First, I have to clear up a misconception: positivity checking does not guarantee soundness when type-in-type is enabled. Data types must thus satisfy both the positivity check and universe check to preserve soundness.
Now, to explain positivity checking, let's first look at a counterexample when we wouldn't have positivity checking:
-- the empty type
data ⊥ : Set where
-- a non-positive type
data Bad : Set where
bad : (Bad → ⊥) → Bad
Suppose this datatype was allowed, then you could easily prove ⊥:
bad-is-false : Bad → ⊥
bad-is-false (bad f) = f (bad f)
bad-is-true : Bad
bad-is-true = bad bad-is-false
boom : ⊥
boom = bad-is-false bad-is-true
Under the Curry-Howard correspondence, the definition of Bad says: Bad is true if and only if Bad is false. So it is not surprising that it leads to inconsistencies.
Positivity checking rules out datatypes such as Bad. In general, the (strict) positivity criterion says that each constructor c of a datatype D should have a type of the form
c : (x1 : A1)(x2 : A2) ... (xn : An) → D xs
where the type Ai of each argument is either non-recursive (i.e. it doesn't refer to D) or of the form (y1 : B1)(y2 : B2) ... (ym : Bm) → D ys where each Bj doesn't refer to D.

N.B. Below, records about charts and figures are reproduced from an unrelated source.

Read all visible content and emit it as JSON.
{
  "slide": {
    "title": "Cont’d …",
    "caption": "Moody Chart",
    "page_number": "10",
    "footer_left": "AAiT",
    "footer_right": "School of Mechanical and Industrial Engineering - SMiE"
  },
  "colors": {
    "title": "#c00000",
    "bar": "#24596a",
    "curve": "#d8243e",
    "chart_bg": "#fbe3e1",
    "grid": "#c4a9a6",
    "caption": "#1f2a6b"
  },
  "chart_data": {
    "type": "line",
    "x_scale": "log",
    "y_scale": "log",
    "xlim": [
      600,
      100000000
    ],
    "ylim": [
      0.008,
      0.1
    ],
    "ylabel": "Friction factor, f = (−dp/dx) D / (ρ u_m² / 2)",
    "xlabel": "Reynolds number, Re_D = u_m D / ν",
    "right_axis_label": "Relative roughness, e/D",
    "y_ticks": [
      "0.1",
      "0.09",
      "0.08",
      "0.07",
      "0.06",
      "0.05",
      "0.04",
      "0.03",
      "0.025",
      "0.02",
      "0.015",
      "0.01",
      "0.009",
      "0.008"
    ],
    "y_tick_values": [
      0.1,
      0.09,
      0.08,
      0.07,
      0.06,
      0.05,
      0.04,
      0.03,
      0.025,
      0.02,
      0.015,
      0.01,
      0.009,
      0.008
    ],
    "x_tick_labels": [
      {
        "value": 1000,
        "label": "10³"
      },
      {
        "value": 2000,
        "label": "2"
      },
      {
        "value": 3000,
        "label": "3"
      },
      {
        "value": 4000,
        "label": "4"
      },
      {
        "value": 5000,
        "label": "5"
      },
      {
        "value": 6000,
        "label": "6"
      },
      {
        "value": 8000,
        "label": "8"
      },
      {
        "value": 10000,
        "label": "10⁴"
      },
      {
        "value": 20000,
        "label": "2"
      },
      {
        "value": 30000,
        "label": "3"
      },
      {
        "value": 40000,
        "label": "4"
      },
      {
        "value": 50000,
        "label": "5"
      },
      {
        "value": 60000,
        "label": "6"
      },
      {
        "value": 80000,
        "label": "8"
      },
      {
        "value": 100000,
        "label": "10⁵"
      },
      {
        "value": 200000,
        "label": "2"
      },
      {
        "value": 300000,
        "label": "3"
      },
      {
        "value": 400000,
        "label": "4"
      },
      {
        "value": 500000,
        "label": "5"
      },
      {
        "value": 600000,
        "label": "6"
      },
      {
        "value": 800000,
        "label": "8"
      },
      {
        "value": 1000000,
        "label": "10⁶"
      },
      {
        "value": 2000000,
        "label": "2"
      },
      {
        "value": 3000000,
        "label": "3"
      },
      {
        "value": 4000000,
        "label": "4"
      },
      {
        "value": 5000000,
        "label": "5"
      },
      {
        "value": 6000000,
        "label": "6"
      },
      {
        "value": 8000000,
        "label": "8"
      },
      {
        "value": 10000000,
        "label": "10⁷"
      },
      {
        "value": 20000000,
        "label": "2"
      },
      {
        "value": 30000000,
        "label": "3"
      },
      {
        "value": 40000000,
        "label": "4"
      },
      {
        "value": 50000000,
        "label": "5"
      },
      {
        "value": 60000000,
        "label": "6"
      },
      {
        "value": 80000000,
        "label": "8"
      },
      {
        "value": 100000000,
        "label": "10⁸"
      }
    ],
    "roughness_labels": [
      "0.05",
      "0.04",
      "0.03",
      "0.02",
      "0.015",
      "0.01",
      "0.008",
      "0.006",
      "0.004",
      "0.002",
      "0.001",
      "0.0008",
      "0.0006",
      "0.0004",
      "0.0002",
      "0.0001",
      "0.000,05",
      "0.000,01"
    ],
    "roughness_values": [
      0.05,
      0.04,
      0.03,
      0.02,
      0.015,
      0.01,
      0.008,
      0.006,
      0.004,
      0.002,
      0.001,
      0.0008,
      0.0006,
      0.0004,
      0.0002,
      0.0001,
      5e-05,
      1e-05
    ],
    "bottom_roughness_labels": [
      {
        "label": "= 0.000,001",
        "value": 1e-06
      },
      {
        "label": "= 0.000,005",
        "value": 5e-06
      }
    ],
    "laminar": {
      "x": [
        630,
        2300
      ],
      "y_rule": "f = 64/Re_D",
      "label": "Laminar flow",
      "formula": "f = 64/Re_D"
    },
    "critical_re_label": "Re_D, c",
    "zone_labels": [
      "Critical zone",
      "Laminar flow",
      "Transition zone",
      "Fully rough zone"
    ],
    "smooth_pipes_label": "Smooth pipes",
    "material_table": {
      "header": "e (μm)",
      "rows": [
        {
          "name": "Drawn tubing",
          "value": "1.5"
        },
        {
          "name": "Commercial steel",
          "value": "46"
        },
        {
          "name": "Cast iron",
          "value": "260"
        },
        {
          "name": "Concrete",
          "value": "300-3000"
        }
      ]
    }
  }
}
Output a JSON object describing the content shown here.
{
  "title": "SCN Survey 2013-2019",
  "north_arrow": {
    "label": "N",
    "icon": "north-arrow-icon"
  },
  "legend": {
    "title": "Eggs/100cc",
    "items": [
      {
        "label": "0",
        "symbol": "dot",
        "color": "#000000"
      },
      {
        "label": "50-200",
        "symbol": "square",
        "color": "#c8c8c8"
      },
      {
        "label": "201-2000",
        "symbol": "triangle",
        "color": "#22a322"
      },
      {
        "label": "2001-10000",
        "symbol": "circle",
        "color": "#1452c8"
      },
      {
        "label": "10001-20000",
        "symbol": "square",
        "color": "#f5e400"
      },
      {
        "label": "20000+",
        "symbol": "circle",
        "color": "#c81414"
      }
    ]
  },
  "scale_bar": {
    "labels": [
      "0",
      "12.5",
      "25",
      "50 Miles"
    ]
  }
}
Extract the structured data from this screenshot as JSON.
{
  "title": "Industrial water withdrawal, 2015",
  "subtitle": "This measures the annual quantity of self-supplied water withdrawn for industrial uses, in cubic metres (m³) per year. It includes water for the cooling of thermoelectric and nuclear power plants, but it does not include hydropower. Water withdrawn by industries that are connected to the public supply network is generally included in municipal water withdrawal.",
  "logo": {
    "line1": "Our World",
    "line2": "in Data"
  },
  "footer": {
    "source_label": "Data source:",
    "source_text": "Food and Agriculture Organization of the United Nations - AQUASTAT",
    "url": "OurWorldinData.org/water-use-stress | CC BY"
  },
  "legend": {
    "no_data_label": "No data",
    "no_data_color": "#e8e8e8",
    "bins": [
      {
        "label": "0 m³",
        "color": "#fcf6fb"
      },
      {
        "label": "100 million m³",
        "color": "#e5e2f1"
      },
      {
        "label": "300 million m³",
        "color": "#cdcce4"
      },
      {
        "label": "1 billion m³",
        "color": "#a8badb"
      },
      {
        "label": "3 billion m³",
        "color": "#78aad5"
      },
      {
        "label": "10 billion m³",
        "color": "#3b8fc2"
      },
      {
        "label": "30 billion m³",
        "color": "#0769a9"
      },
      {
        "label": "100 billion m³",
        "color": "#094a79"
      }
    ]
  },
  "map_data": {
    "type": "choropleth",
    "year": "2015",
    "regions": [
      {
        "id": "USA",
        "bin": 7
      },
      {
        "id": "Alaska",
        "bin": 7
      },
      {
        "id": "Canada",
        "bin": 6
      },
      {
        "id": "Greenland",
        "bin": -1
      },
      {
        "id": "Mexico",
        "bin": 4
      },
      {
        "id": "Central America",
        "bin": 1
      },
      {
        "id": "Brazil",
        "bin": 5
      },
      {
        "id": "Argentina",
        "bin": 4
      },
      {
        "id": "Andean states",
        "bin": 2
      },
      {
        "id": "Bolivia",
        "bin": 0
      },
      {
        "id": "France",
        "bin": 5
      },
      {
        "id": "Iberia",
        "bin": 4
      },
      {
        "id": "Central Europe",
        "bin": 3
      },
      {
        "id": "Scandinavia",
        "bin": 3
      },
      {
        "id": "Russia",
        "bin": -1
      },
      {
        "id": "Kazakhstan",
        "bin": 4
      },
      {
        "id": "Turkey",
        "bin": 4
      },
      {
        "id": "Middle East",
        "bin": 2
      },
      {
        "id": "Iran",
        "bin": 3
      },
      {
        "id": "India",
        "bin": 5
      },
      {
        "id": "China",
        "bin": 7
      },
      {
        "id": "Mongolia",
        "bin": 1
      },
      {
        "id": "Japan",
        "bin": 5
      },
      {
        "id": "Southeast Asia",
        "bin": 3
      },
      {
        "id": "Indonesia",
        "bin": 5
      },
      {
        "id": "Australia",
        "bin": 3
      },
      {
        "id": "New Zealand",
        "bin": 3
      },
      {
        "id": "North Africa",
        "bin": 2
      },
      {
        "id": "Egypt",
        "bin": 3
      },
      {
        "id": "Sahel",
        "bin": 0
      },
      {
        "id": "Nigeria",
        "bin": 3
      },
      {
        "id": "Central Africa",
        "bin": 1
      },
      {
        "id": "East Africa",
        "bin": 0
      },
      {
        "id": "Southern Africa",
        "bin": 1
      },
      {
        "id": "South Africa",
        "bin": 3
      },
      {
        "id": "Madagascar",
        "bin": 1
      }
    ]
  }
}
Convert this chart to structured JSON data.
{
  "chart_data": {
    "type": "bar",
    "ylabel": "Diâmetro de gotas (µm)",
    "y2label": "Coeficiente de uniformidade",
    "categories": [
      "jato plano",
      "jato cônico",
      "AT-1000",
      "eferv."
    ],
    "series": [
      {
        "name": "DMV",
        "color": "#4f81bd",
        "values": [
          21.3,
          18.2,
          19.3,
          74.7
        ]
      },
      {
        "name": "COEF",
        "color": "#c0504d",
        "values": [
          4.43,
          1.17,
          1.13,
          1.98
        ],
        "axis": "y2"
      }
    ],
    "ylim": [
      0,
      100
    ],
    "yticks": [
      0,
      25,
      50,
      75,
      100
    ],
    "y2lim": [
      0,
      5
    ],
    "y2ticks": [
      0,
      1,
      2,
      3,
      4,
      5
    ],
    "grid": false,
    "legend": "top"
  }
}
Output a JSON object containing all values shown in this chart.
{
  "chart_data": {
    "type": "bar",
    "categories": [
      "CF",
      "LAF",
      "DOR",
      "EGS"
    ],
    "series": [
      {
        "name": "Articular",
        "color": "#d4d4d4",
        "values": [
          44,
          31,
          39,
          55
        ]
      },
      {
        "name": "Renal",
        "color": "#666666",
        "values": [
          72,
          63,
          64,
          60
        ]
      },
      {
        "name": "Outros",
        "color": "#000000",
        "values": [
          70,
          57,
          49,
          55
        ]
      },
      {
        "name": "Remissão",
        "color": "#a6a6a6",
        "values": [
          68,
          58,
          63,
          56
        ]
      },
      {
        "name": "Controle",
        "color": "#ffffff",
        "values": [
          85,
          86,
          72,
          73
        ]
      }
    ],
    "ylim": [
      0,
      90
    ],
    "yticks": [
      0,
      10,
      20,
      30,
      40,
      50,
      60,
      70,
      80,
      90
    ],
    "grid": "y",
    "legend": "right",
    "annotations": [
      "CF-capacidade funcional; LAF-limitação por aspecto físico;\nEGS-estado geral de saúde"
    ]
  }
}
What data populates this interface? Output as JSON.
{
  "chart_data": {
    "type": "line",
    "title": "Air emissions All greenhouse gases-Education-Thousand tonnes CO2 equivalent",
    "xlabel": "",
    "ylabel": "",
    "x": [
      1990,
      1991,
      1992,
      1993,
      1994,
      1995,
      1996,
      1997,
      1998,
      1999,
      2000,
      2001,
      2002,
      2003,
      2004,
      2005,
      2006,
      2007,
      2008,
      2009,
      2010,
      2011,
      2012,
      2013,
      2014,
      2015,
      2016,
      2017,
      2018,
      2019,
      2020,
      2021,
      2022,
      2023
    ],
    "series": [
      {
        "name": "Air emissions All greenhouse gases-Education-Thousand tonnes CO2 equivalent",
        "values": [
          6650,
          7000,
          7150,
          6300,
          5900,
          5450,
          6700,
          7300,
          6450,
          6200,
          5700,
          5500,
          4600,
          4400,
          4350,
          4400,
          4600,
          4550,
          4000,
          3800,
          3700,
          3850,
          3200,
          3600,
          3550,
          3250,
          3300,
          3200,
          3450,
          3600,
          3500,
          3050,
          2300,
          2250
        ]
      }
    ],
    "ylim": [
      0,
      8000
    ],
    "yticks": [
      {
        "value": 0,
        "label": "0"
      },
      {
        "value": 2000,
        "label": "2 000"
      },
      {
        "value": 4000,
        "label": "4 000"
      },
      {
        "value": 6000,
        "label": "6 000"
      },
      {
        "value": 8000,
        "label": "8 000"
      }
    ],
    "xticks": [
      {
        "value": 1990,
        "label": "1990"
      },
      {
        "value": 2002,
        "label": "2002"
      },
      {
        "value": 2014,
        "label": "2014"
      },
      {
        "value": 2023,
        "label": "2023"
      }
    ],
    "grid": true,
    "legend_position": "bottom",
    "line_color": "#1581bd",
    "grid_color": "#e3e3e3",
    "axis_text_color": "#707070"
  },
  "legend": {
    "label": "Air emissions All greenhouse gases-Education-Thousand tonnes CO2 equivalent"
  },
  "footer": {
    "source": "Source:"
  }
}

Bad doesn't satisfy this criterion because the argument of the constructor bad has type Bad → ⊥, which is neither of the two allowed forms.
The name 'positivity checking' comes (as many things in type theory do) from category theory, specifically the notion of a positive endofunctor. Each definition of a datatype that satisfies the positivity criterion is such a positive endofunctor on the category of types. This means we can construct the initial algebra of that endofunctor, which can be used to model the datatype when constructing a model of type theory (which is used to prove soundness).